Raising Sponsorship

7 messages
03/10/2013 at 15:51

Has anyone pledged to raise a certain amount for a charity and then not met the target?

Just wondering what course of action the charity took if any to get the remaining amount. I've always met my fundraising goals but I'm sure this question plays on many of our minds.

Thanks

cougie    pirate
03/10/2013 at 15:57
You can't be forced to pay the difference legally, but they may pressure you to do so. Its a tax thing - so they place is for a donation - not say sold for ??2k or whatever.

If you didn't raise enough you could always do a different (free) activity later in the year and ask for more sponsorship ?
seren nos yn canu    pirate
03/10/2013 at 16:01

Whatever the legal side is ...i think you are morally bound to make up the difference yourself.......as otherwise someone else could have had that place and obtained the full amount.......if you don't make it up then you are basically taking the money straight from those people who need it..nothing much different to stealing.

so if you have doubts about making the target and are not prepared to pay for any shortfalls you might have then do not take the place in the first place......

03/10/2013 at 18:00

I disagree with Seren, partly because the amounts are sometimes ridiculously high - c£2000 at the London Marathon for example.
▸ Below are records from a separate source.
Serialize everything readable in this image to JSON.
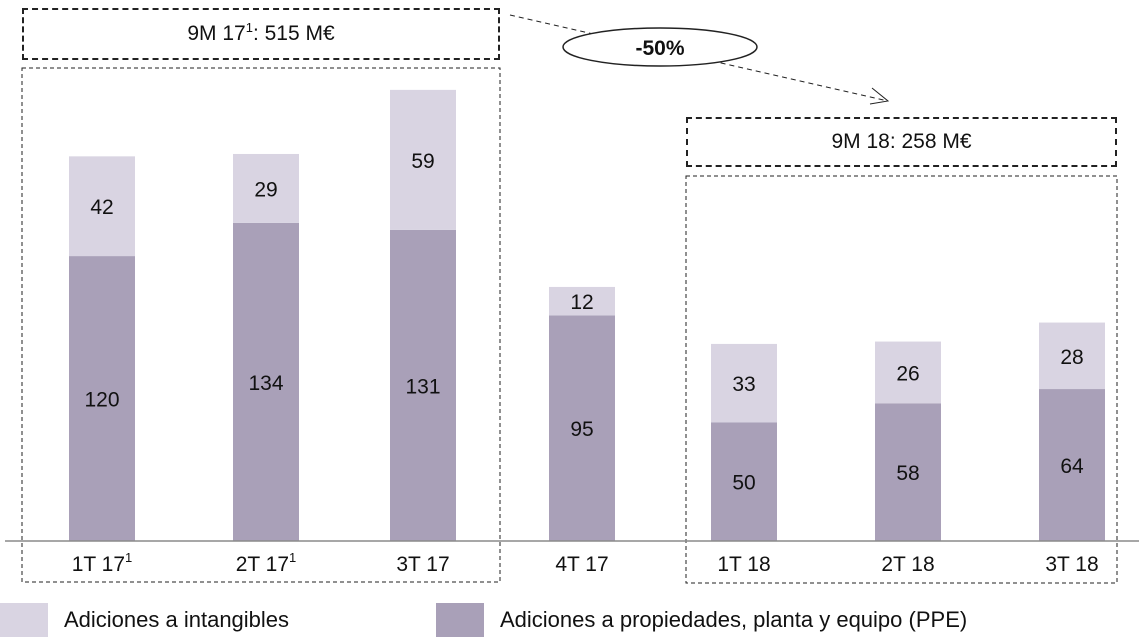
{
  "chart_data": {
    "type": "bar",
    "stacked": true,
    "categories": [
      "1T 17",
      "2T 17",
      "3T 17",
      "4T 17",
      "1T 18",
      "2T 18",
      "3T 18"
    ],
    "category_superscripts": [
      "1",
      "1",
      "",
      "",
      "",
      "",
      ""
    ],
    "series": [
      {
        "name": "Adiciones a propiedades, planta y equipo (PPE)",
        "values": [
          120,
          134,
          131,
          95,
          50,
          58,
          64
        ]
      },
      {
        "name": "Adiciones a intangibles",
        "values": [
          42,
          29,
          59,
          12,
          33,
          26,
          28
        ]
      }
    ],
    "ylim": [
      0,
      195
    ],
    "grid": false,
    "legend_position": "bottom",
    "annotations": {
      "summary_2017": "9M 17",
      "summary_2017_sup": "1",
      "summary_2017_value": ": 515 M€",
      "summary_2018": "9M 18: 258 M€",
      "change": "-50%"
    }
  },
  "colors": {
    "ppe": "#a9a0b8",
    "intangibles": "#d9d4e2",
    "text": "#111111",
    "axis": "#8a8a8a"
  }
}
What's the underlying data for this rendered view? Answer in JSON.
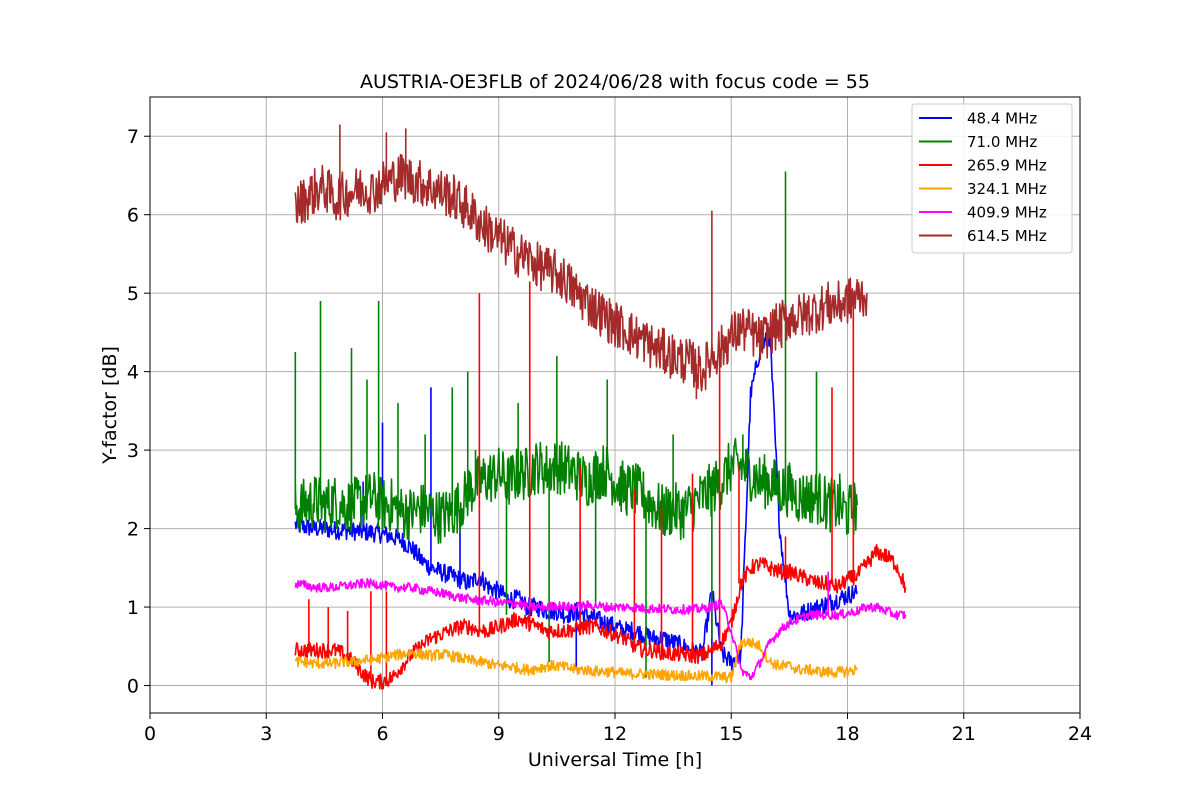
{
  "chart_data": {
    "type": "line",
    "title": "AUSTRIA-OE3FLB of 2024/06/28 with focus code = 55",
    "xlabel": "Universal Time [h]",
    "ylabel": "Y-factor [dB]",
    "xlim": [
      0,
      24
    ],
    "ylim": [
      -0.35,
      7.5
    ],
    "xticks": [
      0,
      3,
      6,
      9,
      12,
      15,
      18,
      21,
      24
    ],
    "yticks": [
      0,
      1,
      2,
      3,
      4,
      5,
      6,
      7
    ],
    "grid": true,
    "legend_position": "top-right",
    "x_step": 0.25,
    "series": [
      {
        "name": " 48.4 MHz",
        "color": "#0000ff",
        "x_start": 3.75,
        "values": [
          2.05,
          2.02,
          2.0,
          2.0,
          1.98,
          1.98,
          1.97,
          1.96,
          1.95,
          1.93,
          1.9,
          1.85,
          1.75,
          1.6,
          1.5,
          1.45,
          1.4,
          1.35,
          1.3,
          1.4,
          1.25,
          1.2,
          1.1,
          1.1,
          1.0,
          1.0,
          0.95,
          0.95,
          0.9,
          0.95,
          0.9,
          0.85,
          0.8,
          0.75,
          0.7,
          0.7,
          0.65,
          0.6,
          0.6,
          0.55,
          0.5,
          0.45,
          0.4,
          1.2,
          0.4,
          0.3,
          0.4,
          3.7,
          4.3,
          4.45,
          2.0,
          0.9,
          0.9,
          0.95,
          1.0,
          1.05,
          1.1,
          1.15,
          1.2
        ],
        "spikes": [
          [
            5.5,
            2.6
          ],
          [
            6.0,
            3.35
          ],
          [
            7.25,
            3.8
          ],
          [
            8.0,
            2.2
          ],
          [
            11.0,
            0.2
          ],
          [
            14.5,
            0.0
          ]
        ]
      },
      {
        "name": " 71.0 MHz",
        "color": "#008000",
        "x_start": 3.75,
        "values": [
          2.25,
          2.3,
          2.35,
          2.3,
          2.35,
          2.3,
          2.3,
          2.35,
          2.4,
          2.3,
          2.3,
          2.2,
          2.2,
          2.25,
          2.2,
          2.15,
          2.2,
          2.3,
          2.5,
          2.6,
          2.65,
          2.7,
          2.6,
          2.7,
          2.7,
          2.8,
          2.75,
          2.8,
          2.75,
          2.7,
          2.6,
          2.7,
          2.75,
          2.6,
          2.5,
          2.5,
          2.4,
          2.3,
          2.2,
          2.25,
          2.2,
          2.3,
          2.4,
          2.5,
          2.6,
          2.8,
          2.8,
          2.7,
          2.6,
          2.6,
          2.5,
          2.5,
          2.4,
          2.4,
          2.4,
          2.3,
          2.3,
          2.2,
          2.3
        ],
        "spikes": [
          [
            3.75,
            4.25
          ],
          [
            4.4,
            4.9
          ],
          [
            5.2,
            4.3
          ],
          [
            5.6,
            3.9
          ],
          [
            5.9,
            4.9
          ],
          [
            6.4,
            3.6
          ],
          [
            7.1,
            3.2
          ],
          [
            7.8,
            3.8
          ],
          [
            8.2,
            4.0
          ],
          [
            8.4,
            3.0
          ],
          [
            9.5,
            3.6
          ],
          [
            10.5,
            4.2
          ],
          [
            11.8,
            3.9
          ],
          [
            13.5,
            3.2
          ],
          [
            14.5,
            0.6
          ],
          [
            15.3,
            3.2
          ],
          [
            16.4,
            6.55
          ],
          [
            17.2,
            4.0
          ],
          [
            17.8,
            2.7
          ],
          [
            9.2,
            0.9
          ],
          [
            10.3,
            0.3
          ],
          [
            11.5,
            1.0
          ],
          [
            12.8,
            0.1
          ]
        ]
      },
      {
        "name": " 265.9 MHz",
        "color": "#ff0000",
        "x_start": 3.75,
        "values": [
          0.45,
          0.45,
          0.45,
          0.45,
          0.45,
          0.4,
          0.3,
          0.15,
          0.05,
          0.05,
          0.1,
          0.25,
          0.4,
          0.5,
          0.6,
          0.65,
          0.7,
          0.75,
          0.75,
          0.7,
          0.7,
          0.75,
          0.8,
          0.85,
          0.8,
          0.75,
          0.7,
          0.7,
          0.7,
          0.72,
          0.75,
          0.75,
          0.7,
          0.65,
          0.6,
          0.5,
          0.45,
          0.45,
          0.42,
          0.4,
          0.4,
          0.38,
          0.38,
          0.45,
          0.55,
          0.8,
          1.3,
          1.5,
          1.55,
          1.5,
          1.45,
          1.45,
          1.4,
          1.35,
          1.3,
          1.3,
          1.25,
          1.35,
          1.4,
          1.55,
          1.7,
          1.65,
          1.55,
          1.25
        ],
        "spikes": [
          [
            4.1,
            1.1
          ],
          [
            4.6,
            1.0
          ],
          [
            5.1,
            0.95
          ],
          [
            5.7,
            1.2
          ],
          [
            6.1,
            1.2
          ],
          [
            8.5,
            5.0
          ],
          [
            9.8,
            5.15
          ],
          [
            11.1,
            2.8
          ],
          [
            12.5,
            2.5
          ],
          [
            13.2,
            2.3
          ],
          [
            14.0,
            2.7
          ],
          [
            14.7,
            4.3
          ],
          [
            15.2,
            2.8
          ],
          [
            16.4,
            1.9
          ],
          [
            17.6,
            3.8
          ],
          [
            18.15,
            4.9
          ]
        ]
      },
      {
        "name": " 324.1 MHz",
        "color": "#ffa500",
        "x_start": 3.75,
        "values": [
          0.3,
          0.3,
          0.28,
          0.28,
          0.28,
          0.3,
          0.3,
          0.32,
          0.33,
          0.35,
          0.38,
          0.4,
          0.42,
          0.4,
          0.38,
          0.4,
          0.38,
          0.35,
          0.32,
          0.3,
          0.28,
          0.25,
          0.25,
          0.22,
          0.2,
          0.22,
          0.25,
          0.25,
          0.23,
          0.2,
          0.2,
          0.18,
          0.18,
          0.17,
          0.15,
          0.15,
          0.15,
          0.14,
          0.14,
          0.13,
          0.13,
          0.12,
          0.12,
          0.12,
          0.11,
          0.1,
          0.55,
          0.55,
          0.5,
          0.3,
          0.25,
          0.25,
          0.2,
          0.2,
          0.18,
          0.17,
          0.17,
          0.18,
          0.2
        ],
        "spikes": []
      },
      {
        "name": " 409.9 MHz",
        "color": "#ff00ff",
        "x_start": 3.75,
        "values": [
          1.3,
          1.28,
          1.25,
          1.25,
          1.25,
          1.27,
          1.28,
          1.3,
          1.3,
          1.28,
          1.25,
          1.25,
          1.25,
          1.22,
          1.2,
          1.18,
          1.15,
          1.12,
          1.1,
          1.08,
          1.08,
          1.05,
          1.05,
          1.05,
          1.0,
          1.0,
          1.0,
          1.02,
          1.0,
          1.0,
          1.02,
          1.02,
          1.0,
          1.0,
          1.0,
          1.0,
          0.98,
          0.98,
          0.98,
          0.97,
          0.97,
          0.97,
          0.98,
          1.0,
          1.05,
          0.7,
          0.2,
          0.1,
          0.3,
          0.55,
          0.7,
          0.8,
          0.85,
          0.9,
          0.9,
          0.9,
          0.9,
          0.92,
          0.95,
          1.0,
          1.0,
          0.95,
          0.9,
          0.9
        ],
        "spikes": [
          [
            17.5,
            1.45
          ]
        ]
      },
      {
        "name": " 614.5 MHz",
        "color": "#a52a2a",
        "x_start": 3.75,
        "values": [
          6.1,
          6.2,
          6.3,
          6.35,
          6.2,
          6.25,
          6.3,
          6.35,
          6.3,
          6.4,
          6.45,
          6.5,
          6.45,
          6.4,
          6.35,
          6.3,
          6.25,
          6.15,
          6.05,
          5.9,
          5.8,
          5.7,
          5.6,
          5.5,
          5.45,
          5.35,
          5.3,
          5.25,
          5.15,
          5.0,
          4.9,
          4.8,
          4.7,
          4.6,
          4.55,
          4.45,
          4.4,
          4.3,
          4.25,
          4.2,
          4.15,
          4.1,
          4.0,
          4.2,
          4.3,
          4.45,
          4.55,
          4.5,
          4.4,
          4.5,
          4.6,
          4.7,
          4.7,
          4.75,
          4.8,
          4.85,
          4.85,
          4.9,
          4.95,
          5.0
        ],
        "spikes": [
          [
            4.9,
            7.15
          ],
          [
            6.1,
            7.05
          ],
          [
            6.6,
            7.1
          ],
          [
            14.1,
            3.65
          ],
          [
            14.5,
            6.05
          ],
          [
            16.3,
            4.3
          ]
        ]
      }
    ]
  }
}
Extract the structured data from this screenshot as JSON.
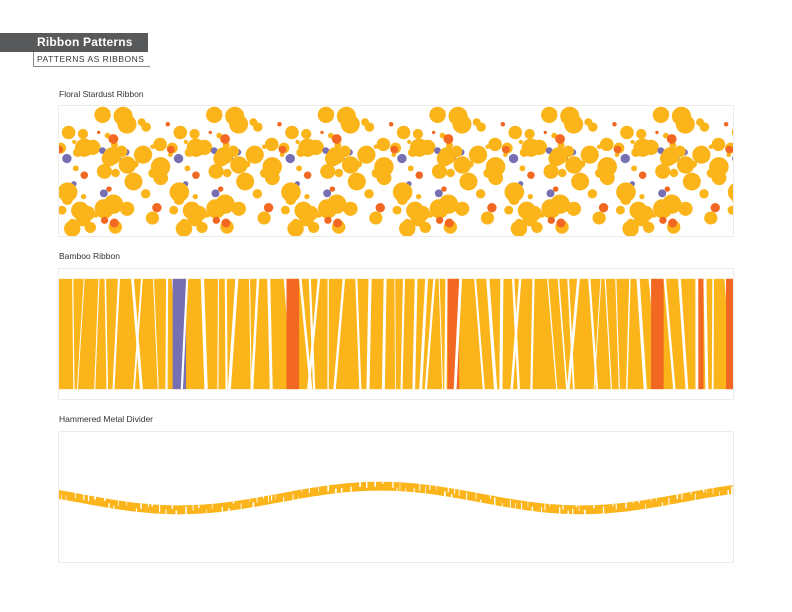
{
  "header": {
    "title": "Ribbon Patterns",
    "subtitle": "PATTERNS AS RIBBONS"
  },
  "sections": [
    {
      "title": "Floral Stardust Ribbon"
    },
    {
      "title": "Bamboo Ribbon"
    },
    {
      "title": "Hammered Metal Divider"
    }
  ],
  "colors": {
    "header_bg": "#58595b",
    "gold": "#fbb419",
    "orange": "#f26722",
    "violet": "#7670b3",
    "white": "#ffffff"
  }
}
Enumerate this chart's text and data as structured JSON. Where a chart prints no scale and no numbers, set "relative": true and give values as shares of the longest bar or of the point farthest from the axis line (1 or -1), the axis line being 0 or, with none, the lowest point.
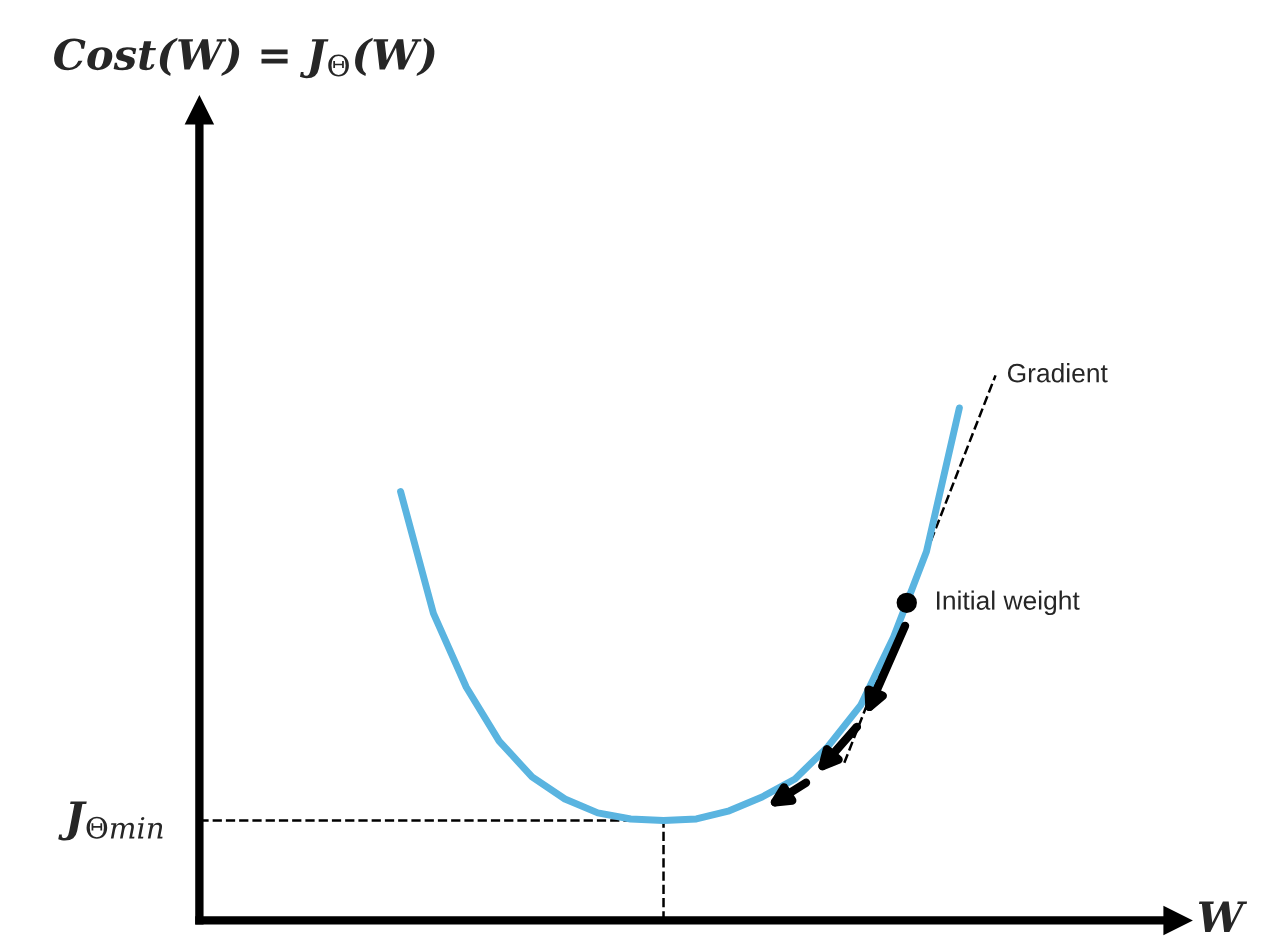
{
  "chart_data": {
    "type": "line",
    "relative": true,
    "categories": [
      null,
      null,
      null,
      null,
      null,
      null,
      null,
      null,
      null,
      null,
      null,
      null,
      null,
      null,
      null,
      null,
      null,
      null
    ],
    "series": [
      {
        "color": "#5ab4e0",
        "values": [
          0.837,
          0.599,
          0.455,
          0.35,
          0.28,
          0.237,
          0.21,
          0.198,
          0.195,
          0.198,
          0.214,
          0.241,
          0.276,
          0.339,
          0.42,
          0.553,
          0.72,
          1
        ]
      }
    ],
    "ref_lines": [
      {
        "axis": "y",
        "value": 0.195,
        "label": "J$_{Θmin}$",
        "line_style": "dashed",
        "color": "#000000"
      }
    ],
    "annotations": [
      "Gradient",
      "Initial weight",
      "Cost(W) = J$_{Θ}$(W)",
      "W"
    ]
  }
}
I think most of them are happy if you can show you made a decent fist of it. They do keep black lists of people who take charity places with no intention of raising anything, but those people are few and far between. I am also led to believe that the instances of charities pressurising people to make up the difference are rare.

seren nos yn canu    pirate
03/10/2013 at 18:41

I still disagree peter.........there are lots of people willing to raise it........so if you aren't prepard to do it then don't deprive the charity of that money.it is much needed.....

yes they are high because there is enough people willing to do the fundraising required...

If you go into a shop and think that an item is over priced.you don't just steal it and then leave the money you think its worth...you pay it or you leave it

03/10/2013 at 19:06

I made up the shortfall for London this year and yes £2000 is a big ask, but I signed up to it, so felt obliged. I'm glad I chose a charity that had previously supported my family as that made it feel ok about it. 

04/10/2013 at 10:44

I feel uncomfortable with the bond process. It limits choice on what people do for which charity and it corners the market on marathon places and somewhere along the lines people are making money out of it.

Also runners who are hell bent on doing these big events are losing friends and annoying folks by perpetually badgering for big donations / come to my gala night / guess what time I finnish raffle.

I am a charitable person, everytime I get a pay increase I set up a monthly charity dd (or increase and existing one) and give a small % away. I have also vowed that my first HM and first Marathon I will really try to go big on fundraising. However I will do it on my own terms and not go for bond places.